Eloge des retards de lecture…

08/10/2017

 

Je le confesse, mes retards de lecture sont cataclysmiques. Environ 150 documents et livres d’histoire ou de politique et approximativement le même nombre de romans attendent que je les ouvre, les uns sur une table spécialement dédiée de mon bureau les autres dans ma chambre (oui, je lis au lit…). Et je devrais encore compter les livraisons de la dizaine de revues scientifiques anglosaxonne sur les phénomènes de violence, le renseignement, les questions militaires, la Chine, le monde arabe, la Russie ou les Etats-Unis auxquelles je suis abonné, et sur une quantité identique de revues grands public, newsmagazines et revues historiques.

 

Certains seraient découragés devant cet Himalaya (en modèle réduit, j’en conviens) de pages imprimées qui s’entassent un peu partout dans la maison (car mon épouse partage, fort heureusement, mon vice) : ils y verraient une course sans fin mais perdue d’avance tandis que d’autres se lamenteraient de n’être jamais (c’est le cas de le dire) à la page et de courir le risque affreux de ne pas lire LE livre dont « tout le monde parle » et que la critique encense.
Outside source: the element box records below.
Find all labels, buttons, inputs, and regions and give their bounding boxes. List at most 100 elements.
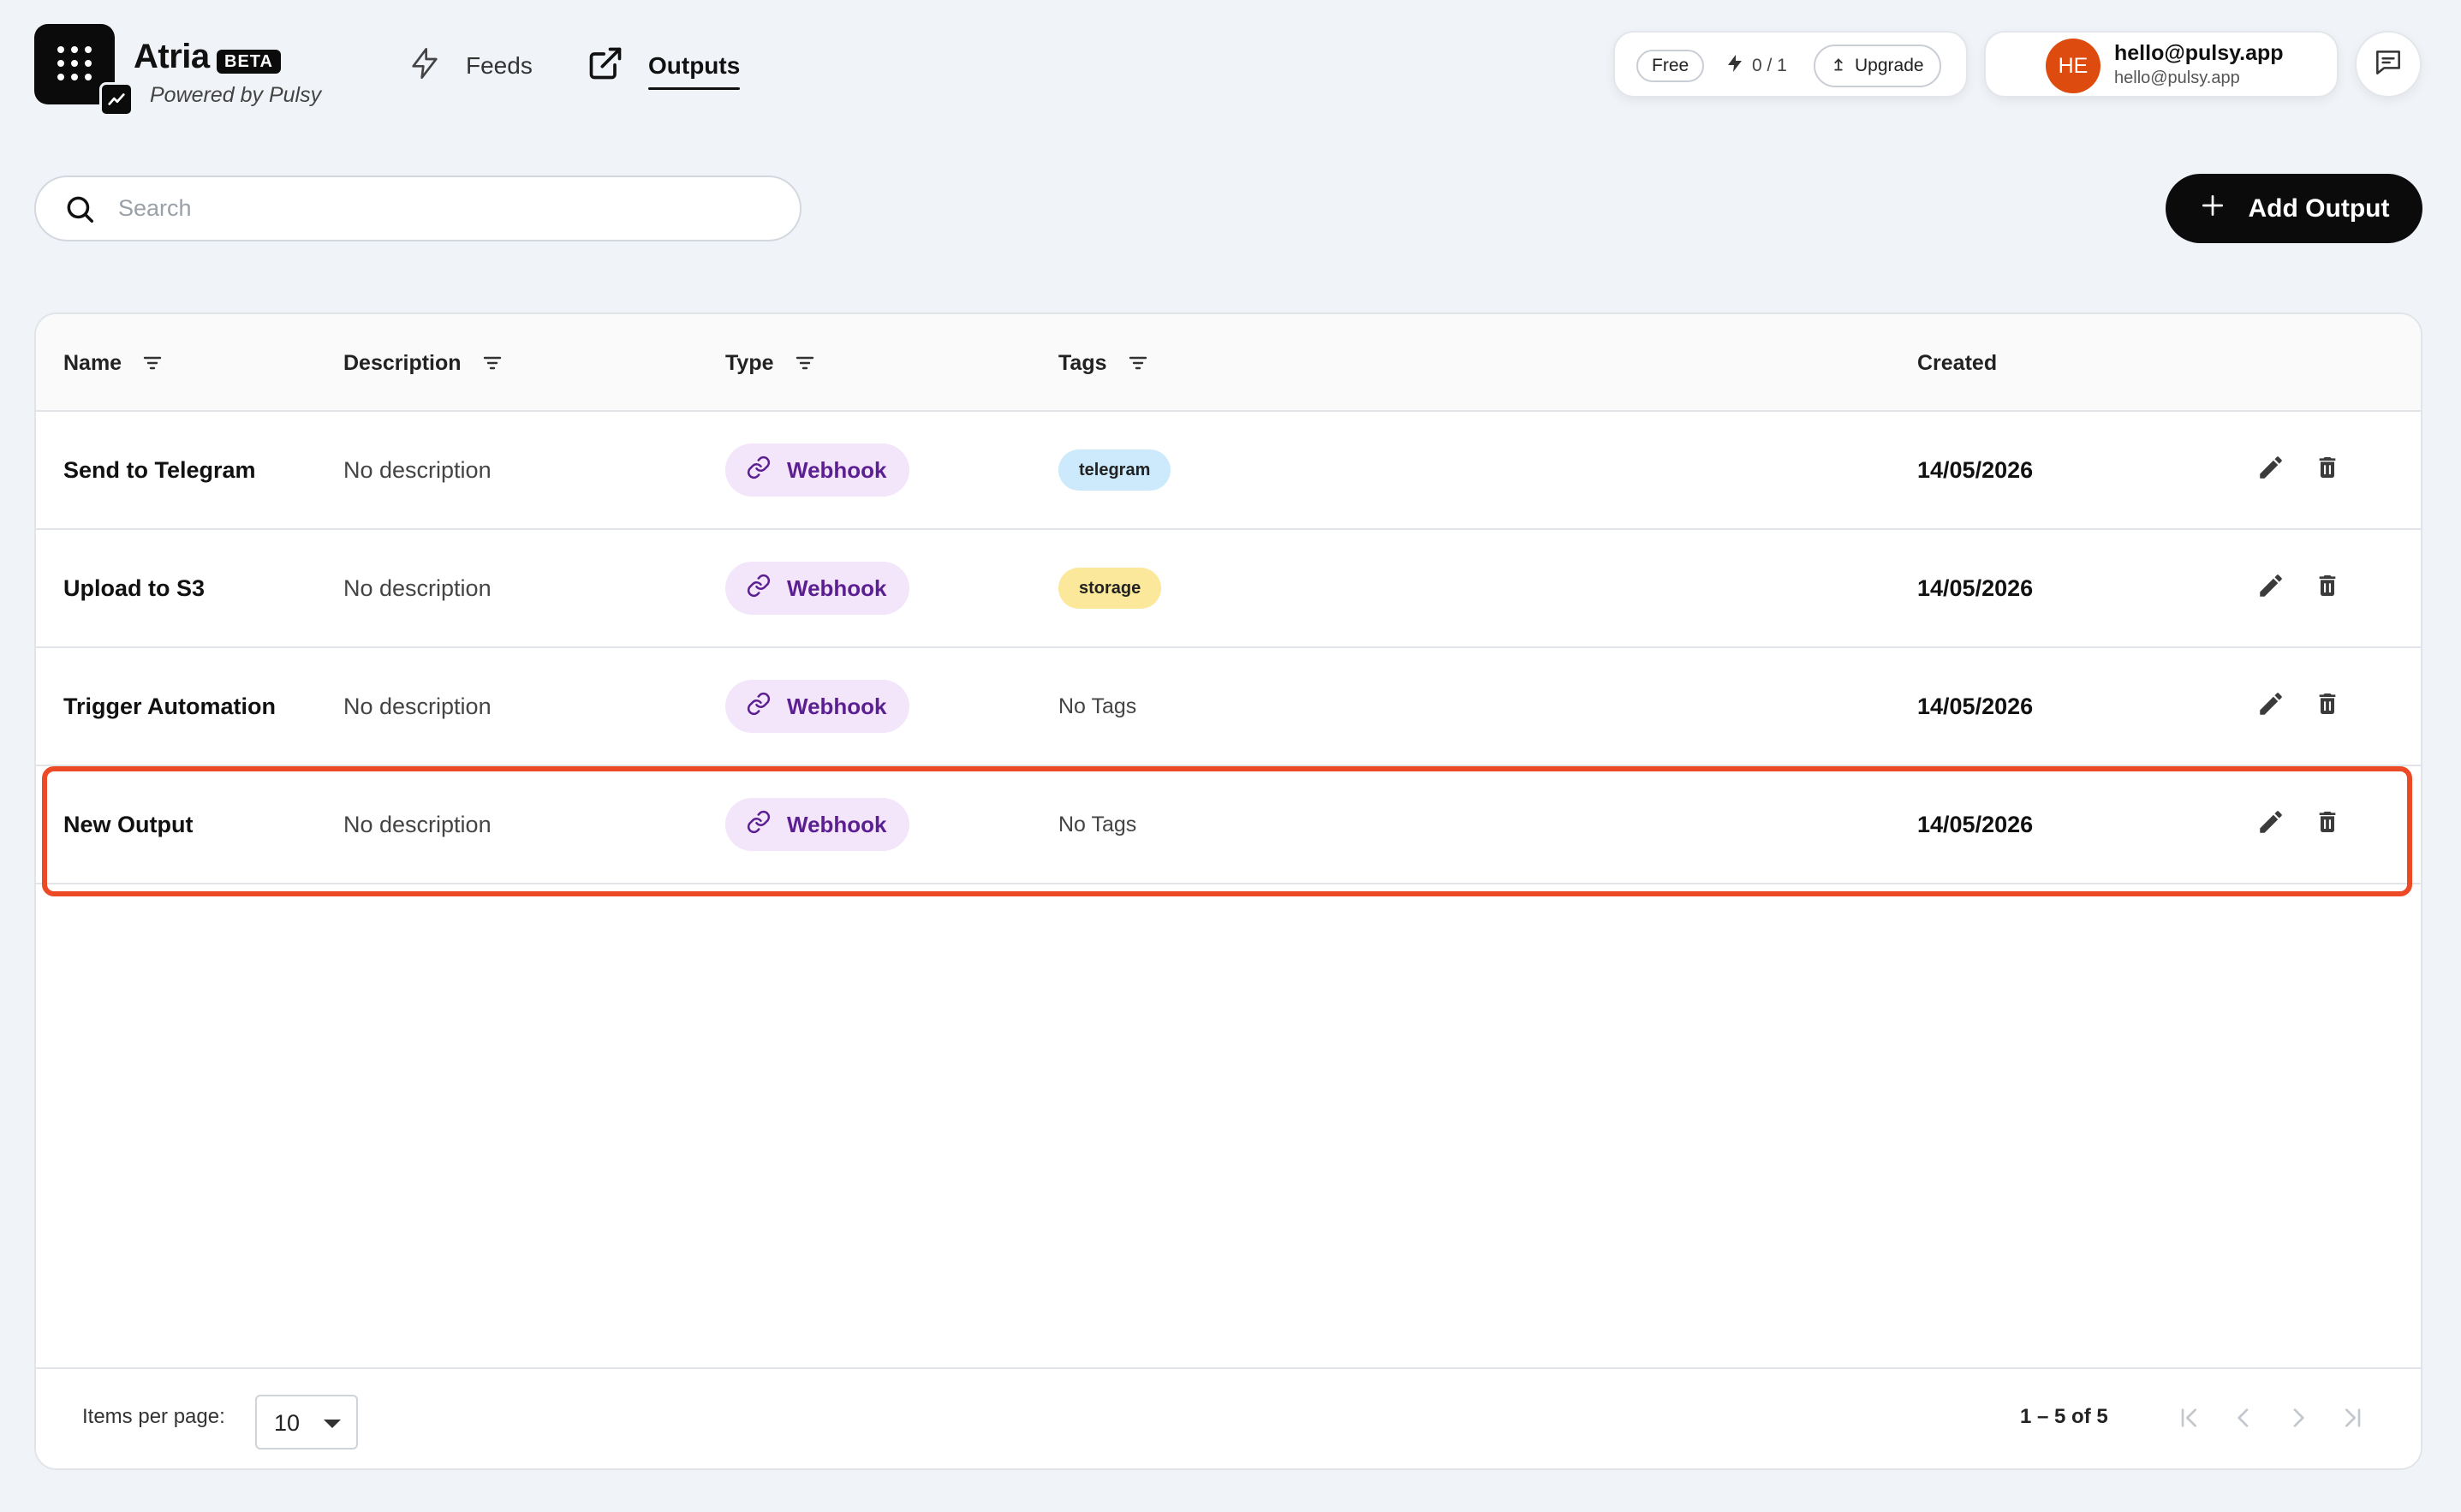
items-per-page-select[interactable]: 10 (255, 1395, 358, 1449)
delete-button[interactable] (2312, 453, 2343, 487)
first-page-button[interactable] (2170, 1400, 2209, 1439)
add-output-button[interactable]: Add Output (2166, 174, 2422, 243)
items-per-page-value: 10 (274, 1410, 301, 1436)
edit-button[interactable] (2255, 453, 2286, 487)
paginator: Items per page: 10 1 – 5 of 5 (36, 1367, 2421, 1468)
trash-icon (2314, 571, 2341, 606)
output-description: No description (343, 574, 492, 601)
link-icon (746, 573, 772, 604)
trash-icon (2314, 807, 2341, 842)
column-label: Name (63, 350, 122, 375)
next-page-button[interactable] (2279, 1400, 2318, 1439)
delete-button[interactable] (2312, 689, 2343, 723)
plan-tier-badge: Free (1636, 50, 1705, 82)
filter-icon[interactable] (142, 354, 163, 372)
pencil-icon (2256, 689, 2285, 724)
delete-button[interactable] (2312, 807, 2343, 842)
row-actions (2255, 530, 2343, 646)
first-page-icon (2176, 1404, 2203, 1436)
user-menu[interactable]: HE hello@pulsy.app hello@pulsy.app (1984, 31, 2339, 98)
column-label: Description (343, 350, 462, 375)
table-row[interactable]: Trigger Automation No description Webhook N… (36, 648, 2421, 766)
caret-down-icon (324, 1420, 341, 1428)
created-date: 14/05/2026 (1917, 811, 2034, 837)
filter-icon[interactable] (482, 354, 503, 372)
output-name: Trigger Automation (63, 693, 276, 719)
column-header-name[interactable]: Name (63, 314, 163, 412)
output-description: No description (343, 693, 492, 719)
plan-panel: Free 0 / 1 Upgrade (1613, 31, 1968, 98)
pencil-icon (2256, 453, 2285, 488)
nav-outputs[interactable]: Outputs (587, 45, 741, 90)
output-name: New Output (63, 811, 194, 837)
tag-chip[interactable]: telegram (1058, 449, 1171, 491)
tags-cell: No Tags (1058, 766, 1136, 883)
chevron-left-icon (2230, 1404, 2257, 1436)
type-cell: Webhook (725, 530, 909, 646)
output-description: No description (343, 811, 492, 837)
no-tags-text: No Tags (1058, 812, 1137, 836)
column-header-type[interactable]: Type (725, 314, 815, 412)
type-cell: Webhook (725, 648, 909, 765)
last-page-button[interactable] (2333, 1400, 2372, 1439)
edit-button[interactable] (2255, 689, 2286, 723)
user-name: hello@pulsy.app (2114, 41, 2284, 65)
trash-icon (2314, 689, 2341, 724)
created-date: 14/05/2026 (1917, 693, 2034, 719)
output-name: Upload to S3 (63, 574, 206, 601)
usage-counter: 0 / 1 (1725, 51, 1787, 81)
tag-chip[interactable]: storage (1058, 568, 1162, 609)
column-label: Type (725, 350, 774, 375)
row-actions (2255, 412, 2343, 528)
external-link-icon (587, 45, 624, 88)
previous-page-button[interactable] (2224, 1400, 2263, 1439)
table-row[interactable]: New Output No description Webhook No Tags 14… (36, 766, 2421, 884)
filter-icon[interactable] (1128, 354, 1148, 372)
type-label: Webhook (787, 811, 887, 837)
table-row[interactable]: Upload to S3 No description Webhook storage… (36, 530, 2421, 648)
tags-cell: No Tags (1058, 648, 1136, 765)
row-actions (2255, 648, 2343, 765)
table-row[interactable]: Send to Telegram No description Webhook tel… (36, 412, 2421, 530)
items-per-page-label: Items per page: (82, 1405, 225, 1428)
usage-value: 0 / 1 (1752, 56, 1787, 75)
tags-cell: storage (1058, 530, 1162, 646)
column-header-description[interactable]: Description (343, 314, 503, 412)
created-date: 14/05/2026 (1917, 456, 2034, 483)
search-icon (63, 192, 98, 226)
column-header-created[interactable]: Created (1917, 314, 1997, 412)
user-email: hello@pulsy.app (2114, 68, 2240, 87)
chat-icon (2372, 46, 2404, 83)
type-chip: Webhook (725, 680, 909, 733)
no-tags-text: No Tags (1058, 693, 1137, 718)
search-bar[interactable] (34, 176, 801, 241)
table-header: Name Description Type Tags Created (36, 314, 2421, 412)
edit-button[interactable] (2255, 807, 2286, 842)
column-header-tags[interactable]: Tags (1058, 314, 1148, 412)
tags-cell: telegram (1058, 412, 1171, 528)
column-label: Tags (1058, 350, 1107, 375)
type-chip: Webhook (725, 443, 909, 497)
trend-icon (99, 82, 134, 116)
feedback-button[interactable] (2355, 31, 2422, 98)
type-label: Webhook (787, 456, 887, 483)
edit-button[interactable] (2255, 571, 2286, 605)
avatar: HE (2046, 39, 2100, 93)
search-input[interactable] (118, 195, 786, 222)
upgrade-label: Upgrade (1855, 56, 1924, 75)
nav-feeds-label: Feeds (466, 52, 533, 79)
nav-feeds[interactable]: Feeds (408, 45, 533, 87)
chevron-right-icon (2285, 1404, 2312, 1436)
type-cell: Webhook (725, 766, 909, 883)
delete-button[interactable] (2312, 571, 2343, 605)
upgrade-button[interactable]: Upgrade (1814, 45, 1941, 87)
grid-dots-icon (57, 46, 92, 80)
plus-icon (2199, 192, 2226, 226)
pencil-icon (2256, 807, 2285, 842)
filter-icon[interactable] (795, 354, 815, 372)
output-description: No description (343, 456, 492, 483)
type-chip: Webhook (725, 562, 909, 615)
link-icon (746, 691, 772, 723)
arrow-up-icon (1831, 54, 1846, 78)
lightning-icon (408, 44, 442, 89)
Les statisticiens eux, calculeraient qu’à raison de trois jours en moyenne par ouvrage, pour résorber ce retard d’environ 300 volumes (fiction et non fiction mêlées) quelques trois années sabbatiques seraient nécessaires.

 

J’y trouve, personnellement une grande volupté pour ne pas dire un immense bonheur. Etre assuré d’avoir toujours « quelque chose à lire » (et donc, à découvrir) est un plaisir réel. Ainsi, quand je pars en voyage pour quelques jours, j’emmène trois, quatre ou cinq grimoires que je lirais ou pas selon mon humeur. Je ne suis pas à la mode ? Que m’importe, et de toute façon la lecture n’est pas le seul domaine dans lequel je le sois pas, j’en suis bien conscient, ce décalage est peut-être une partie de mon élégance à moi. Ce n’est d’ailleurs que fort rarement que la critique guide mes choix : j’achète systématiquement, en français comme en anglais, tout ce qui sort (ou qui est sorti il y a longtemps mais que je découvre…) sur mes sujets de prédilection (Churchill, de Gaulle, les guerres mondiales, l’histoire militaire, le 1er Empire…) ou ce qui est nécessaire à mon travail (terrorisme, renseignement, géopolitique), le reste relevant du coup de cœur.   

 

Quant à la statistique, elle tombe à plat : car ni trois ni quatre ni même dix années sabbatiques ne permettront jamais de combler ce retard de lecture qui, par définition, se creuse sans cesse. Car je suis un acheteur compulsif : librairies, bouquinistes, boîtes des bords de Seine, quand je suis à Paris quelques jours chaque mois, mais aussi sites internet spécialisés ou déballages et autres vide-greniers sont des endroits que je hante avec une insatiable gourmandise.  

 

Ce mélange de vieux et de neuf explique (et c’est là que je voulais en venir après ce long détour, mais nous sommes dimanche et il est agréable de baguenauder) que dans les note de lectures qui vont, peu à peu, meubler cette rubrique de mon blog, on pourra trouver aussi bien une recension d’une publication très récente que mon avis sur un ouvrage datant des années vingt (du siècle dernier ou, même, de celui d’avant).  

 

En fait, pour en revenir à mes retards de lecture, un psychiatre pourrait penser que je calme ainsi mes angoisses et que, tant que j’aurais quelque chose à lire, je serais vivant. Ce n’est pas faux. Et j’irai plus loin : qui sait si la mort, attendrie (ou ne me trouvant pas parmi mes piles de bouquins) ne m’oubliera pas?C’est un pari qui en vaut  bien d'autres.